With a keen ear to the ground, PTM is also exploring the use of new, emerging technologies like the Internet of Things (IoT). “We are starting a small project to trial IoT to control the lights and electrical usage, for example,” she says. “We are also looking into the student e-profiling and mobile-based student ID to cater for various purposes.”
The University of Malaya is undoubtedly undergoing a digital revolution. However, Abu Samah is keen to point out that the institution isn’t using technology for technology’s sake. Rather, digitisation has been a key enabler to foster a close-knit community. “Technology is only a tool we need to reach our end goals,” observes Abu Samah. “If our university is to move faster, then we need the technology. We hope to promote more student engagement, inter- and intra-function collaboration. In fact, in some of the projects we involve our alumni too.”
“We’ve grown and developed a lot since I first joined the university in 1993,” she continues. “At that point in time, implementing technology was quite hard because people were quite afraid of technology. Now, people have many ideas about how to use technology. We just have to convince them what is right and how to do it. We are hoping to create a very modern campus, in terms of how it operates. It should be easily accessible for everyone. It should be borderless.”
Behind the scenes at PTM, there is a diligent team of 105 technical staff.

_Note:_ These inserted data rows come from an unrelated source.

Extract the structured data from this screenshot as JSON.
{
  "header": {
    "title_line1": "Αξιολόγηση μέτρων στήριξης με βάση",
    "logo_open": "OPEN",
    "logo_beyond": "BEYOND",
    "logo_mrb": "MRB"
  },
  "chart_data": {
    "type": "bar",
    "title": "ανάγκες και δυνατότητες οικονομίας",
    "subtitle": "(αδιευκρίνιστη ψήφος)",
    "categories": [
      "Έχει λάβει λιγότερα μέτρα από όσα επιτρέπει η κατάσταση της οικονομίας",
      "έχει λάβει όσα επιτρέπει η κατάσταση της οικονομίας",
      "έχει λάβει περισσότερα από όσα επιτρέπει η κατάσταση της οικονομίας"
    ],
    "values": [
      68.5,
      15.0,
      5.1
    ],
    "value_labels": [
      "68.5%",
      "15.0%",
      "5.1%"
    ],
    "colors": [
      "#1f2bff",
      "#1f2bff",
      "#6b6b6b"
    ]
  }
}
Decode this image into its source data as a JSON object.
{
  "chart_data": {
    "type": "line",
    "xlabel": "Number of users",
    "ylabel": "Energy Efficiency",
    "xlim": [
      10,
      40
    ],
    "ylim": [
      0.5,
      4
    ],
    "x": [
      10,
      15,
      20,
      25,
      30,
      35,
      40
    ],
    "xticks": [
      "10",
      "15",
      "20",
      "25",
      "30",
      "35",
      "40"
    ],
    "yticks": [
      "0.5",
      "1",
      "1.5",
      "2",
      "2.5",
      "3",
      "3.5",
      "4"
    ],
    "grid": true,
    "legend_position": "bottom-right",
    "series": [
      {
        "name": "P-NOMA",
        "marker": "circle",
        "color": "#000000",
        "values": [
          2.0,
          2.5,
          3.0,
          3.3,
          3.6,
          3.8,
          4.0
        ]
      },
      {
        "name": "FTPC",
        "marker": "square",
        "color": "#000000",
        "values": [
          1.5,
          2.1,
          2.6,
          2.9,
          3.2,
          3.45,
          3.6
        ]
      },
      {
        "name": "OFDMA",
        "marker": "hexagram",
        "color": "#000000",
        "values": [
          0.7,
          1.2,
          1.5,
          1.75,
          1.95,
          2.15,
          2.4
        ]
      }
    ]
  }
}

Driven by a desire to support the university’s researching, teaching and learning, they are using state-of-the-art technology to help put the University of Malaya on the map.
“I can see that most of the talent is inspired by the desire to develop something bigger than what is expected,” Abu Samah concludes. “They're interested in where the university is going. They want to be part of the team. They want to make the university better.”